Islam prison conversions
If you were in prison, why might you decide to convert to Islam? A "cushier life" and "nicer grub", according to the Sun this morning.
It is a line that many of the papers plucked from today's report from the Chief Inspector of Prisons [502Kb PDF] to explain why so many inmates of jails in England and Wales decide to embrace the Muslim faith while behind bars.
The idea that halal menus and Friday prayers are such "perks" that young lags queue up to convert surely cannot be the whole story. The perception of "material benefits" might be a factor, but another more compelling explanation is also included in the report. One prisoner convert said: "I've got loads of close brothers here. They share with you, we look out for each other." The Chief Inspector Anne Owers writes:
The claim - made by an anonymous prison officer to BBC 5 live's Donal MacIntyre programme in March - that young inmates "were being forced to convert" in order to get "protection from a Muslim gang rather than follow the faith" is dismissed by today's report. It finds no evidence to back up any such claim.
A more compelling narrative might be that young, frightened men, arriving in jail - where physical and sexual violence are meted out to those who appear weak or vulnerable - are drawn to prisoners, as the report says, who offer "support and protection in a group with a powerful identity".

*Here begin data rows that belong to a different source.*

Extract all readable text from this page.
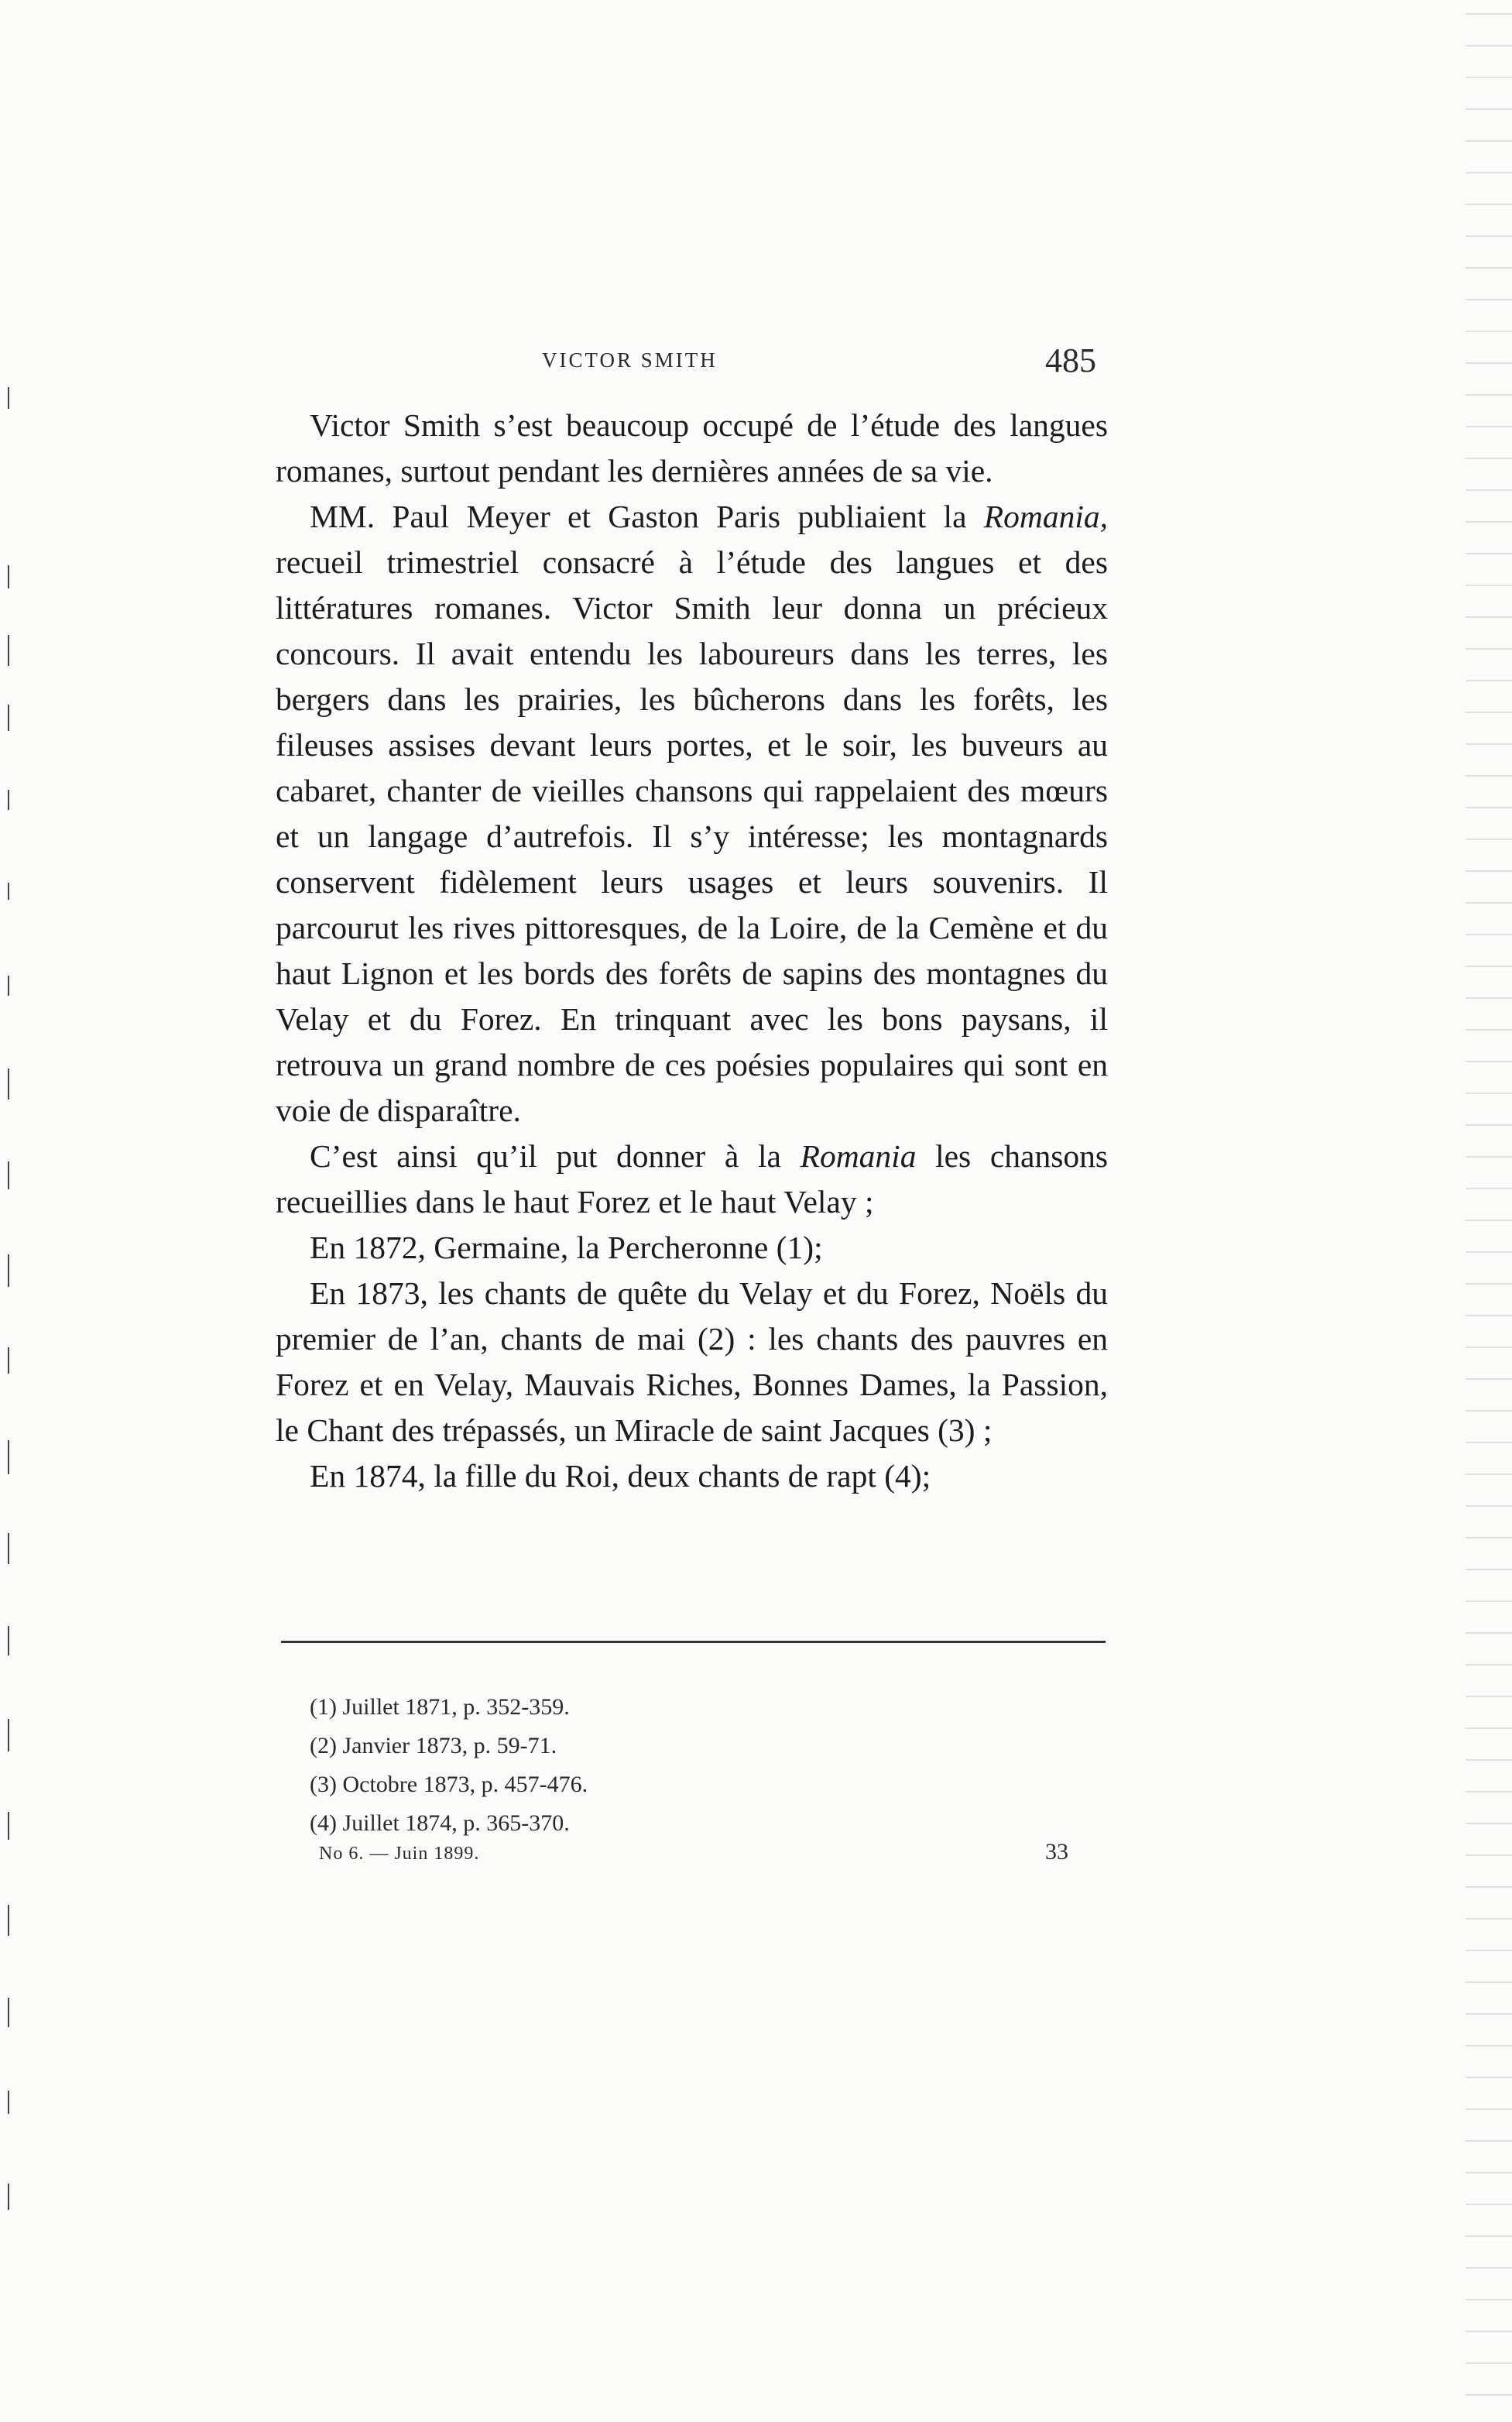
VICTOR SMITH	485

Victor Smith s’est beaucoup occupé de l’étude des langues romanes, surtout pendant les dernières années de sa vie.

MM. Paul Meyer et Gaston Paris publiaient la Romania, recueil trimestriel consacré à l’étude des langues et des littératures romanes. Victor Smith leur donna un précieux concours. Il avait entendu les laboureurs dans les terres, les bergers dans les prairies, les bûcherons dans les forêts, les fileuses assises devant leurs portes, et le soir, les buveurs au cabaret, chanter de vieilles chansons qui rappelaient des mœurs et un langage d’autrefois. Il s’y intéresse; les montagnards conservent fidèlement leurs usages et leurs souvenirs. Il parcourut les rives pittoresques, de la Loire, de la Cemène et du haut Lignon et les bords des forêts de sapins des montagnes du Velay et du Forez. En trinquant avec les bons paysans, il retrouva un grand nombre de ces poésies populaires qui sont en voie de disparaître.

C’est ainsi qu’il put donner à la Romania les chansons recueillies dans le haut Forez et le haut Velay ;

En 1872, Germaine, la Percheronne (1);

En 1873, les chants de quête du Velay et du Forez, Noëls du premier de l’an, chants de mai (2) : les chants des pauvres en Forez et en Velay, Mauvais Riches, Bonnes Dames, la Passion, le Chant des trépassés, un Miracle de saint Jacques (3) ;

En 1874, la fille du Roi, deux chants de rapt (4);

(1) Juillet 1871, p. 352-359.
(2) Janvier 1873, p. 59-71.
(3) Octobre 1873, p. 457-476.
(4) Juillet 1874, p. 365-370.
No 6. — Juin 1899.	33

Around 30% of Muslim inmates are converts and many of those are, according to previous Home Office research, from black rather than Asian ethnic groups. In 1999, it was found that 37% of Muslim male prisoners were black compared with 7% of those in the wider population.

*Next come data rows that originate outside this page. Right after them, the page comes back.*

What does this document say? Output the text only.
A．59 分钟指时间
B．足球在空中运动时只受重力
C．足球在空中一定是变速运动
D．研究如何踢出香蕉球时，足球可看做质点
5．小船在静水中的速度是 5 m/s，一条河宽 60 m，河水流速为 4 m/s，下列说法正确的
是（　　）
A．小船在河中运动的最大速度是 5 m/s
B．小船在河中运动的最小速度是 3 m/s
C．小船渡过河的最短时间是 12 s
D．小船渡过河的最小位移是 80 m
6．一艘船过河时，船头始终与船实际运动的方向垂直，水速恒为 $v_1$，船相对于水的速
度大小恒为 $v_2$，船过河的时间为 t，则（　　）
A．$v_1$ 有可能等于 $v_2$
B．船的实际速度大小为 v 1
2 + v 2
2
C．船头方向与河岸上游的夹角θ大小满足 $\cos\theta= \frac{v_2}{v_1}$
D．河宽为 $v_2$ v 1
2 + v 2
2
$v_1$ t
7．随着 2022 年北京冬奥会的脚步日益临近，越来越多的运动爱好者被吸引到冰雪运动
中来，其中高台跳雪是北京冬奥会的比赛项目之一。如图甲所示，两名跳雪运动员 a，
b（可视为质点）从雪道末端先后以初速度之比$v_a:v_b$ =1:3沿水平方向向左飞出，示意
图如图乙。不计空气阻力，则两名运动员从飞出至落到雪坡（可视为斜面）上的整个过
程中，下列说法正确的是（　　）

While less than 1% of Black Caribbeans are Muslims generally, in jail the figure is almost 19%.
These data are from before 11 September 2001 and suggest, therefore, the rise in Islamic extremism in the last nine years is not an explanation for the rise in prison conversions.

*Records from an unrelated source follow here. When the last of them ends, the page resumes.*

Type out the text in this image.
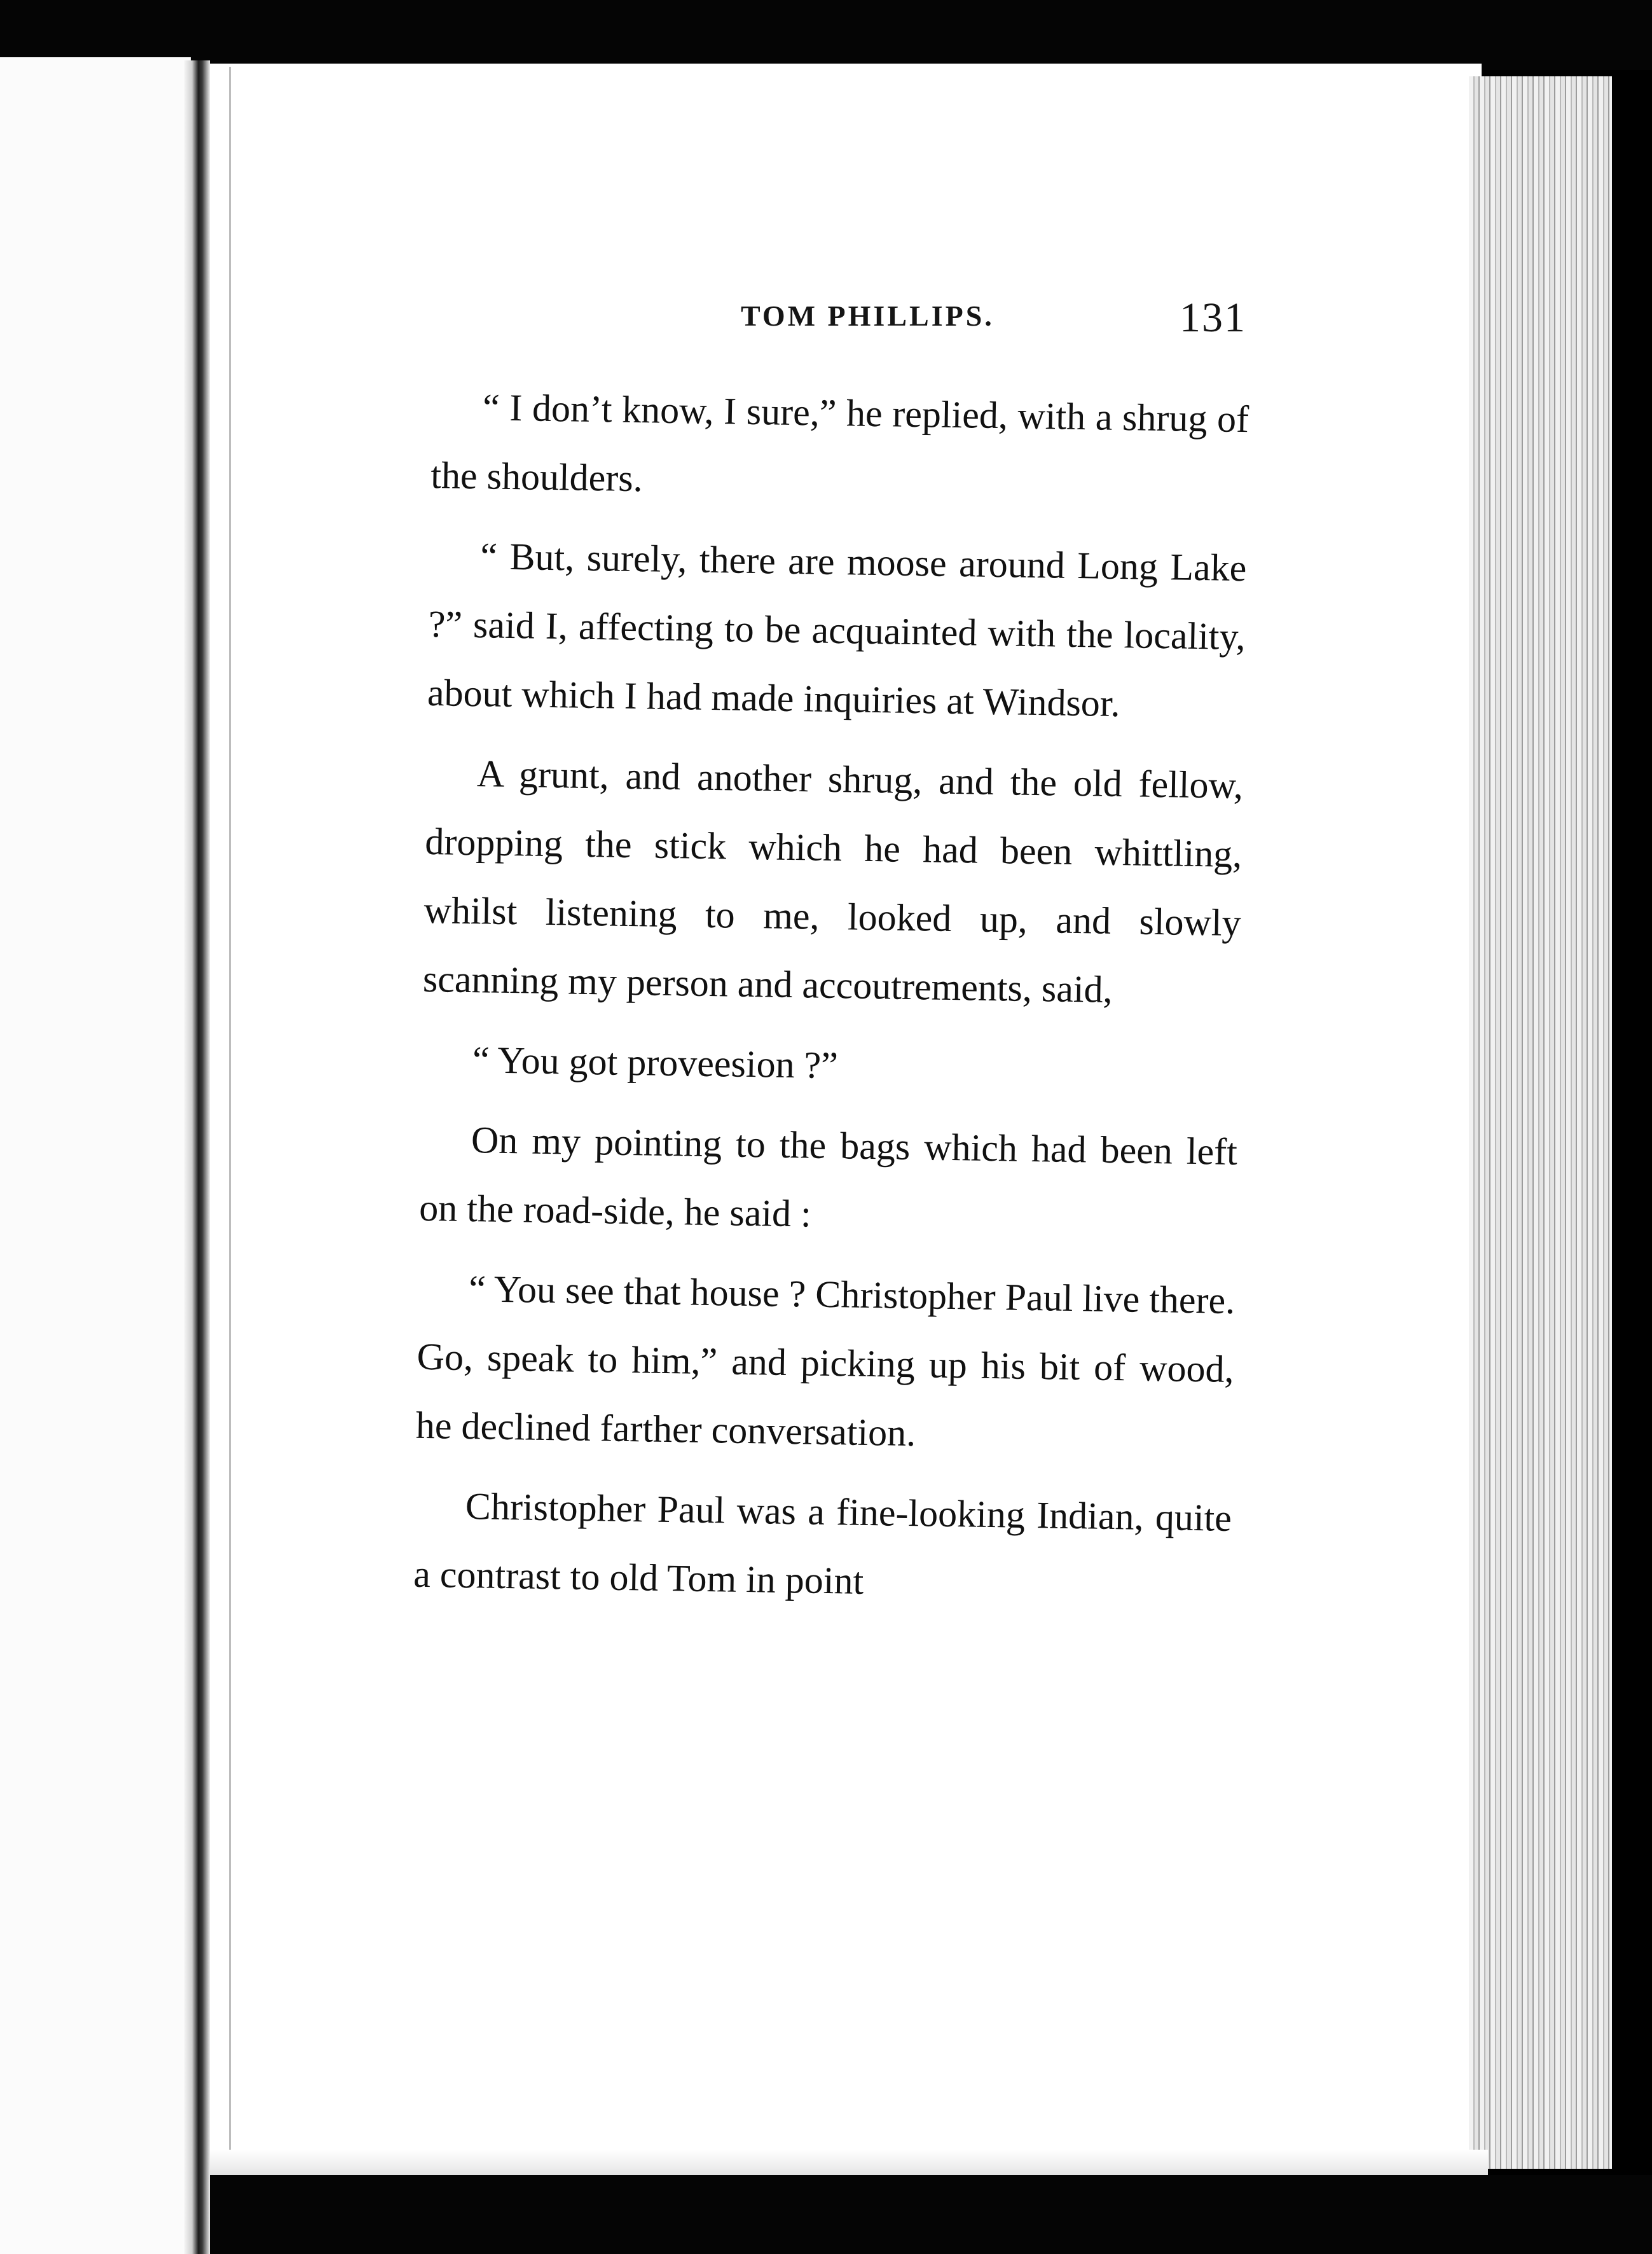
TOM PHILLIPS.	131

“ I don’t know, I sure,” he replied, with a shrug of the shoulders.

“ But, surely, there are moose around Long Lake ?” said I, affecting to be acquainted with the locality, about which I had made inquiries at Windsor.

A grunt, and another shrug, and the old fellow, dropping the stick which he had been whittling, whilst listening to me, looked up, and slowly scanning my person and accoutrements, said,

“ You got proveesion ?”

On my pointing to the bags which had been left on the road-side, he said :

“ You see that house ? Christopher Paul live there. Go, speak to him,” and picking up his bit of wood, he declined farther conversation.

Christopher Paul was a fine-looking Indian, quite a contrast to old Tom in point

What the inspectorate also reminds us is that 11% of prisoners are Muslims - a very high proportion, since the religion represents only 3% of the population in England and Wales.
Given that close to a third of those are converts and that the Muslim community has the youngest age profile of any religious group in Britain, the figure is not as surprising as first appears.
Dr Basia Spalek, an academic at the University of Birmingham, has argued that the high levels of social and economic deprivation of the Muslim population is "linked to the kinds of offences that are processed by the criminal justice system".
It is certainly true that Muslims are more likely to be unemployed or economically inactive than those in other religious groups.
If the impression left by some coverage of today's report is that Muslim convicts have a "cushier time" in jail, the experience of the wider community is the opposite.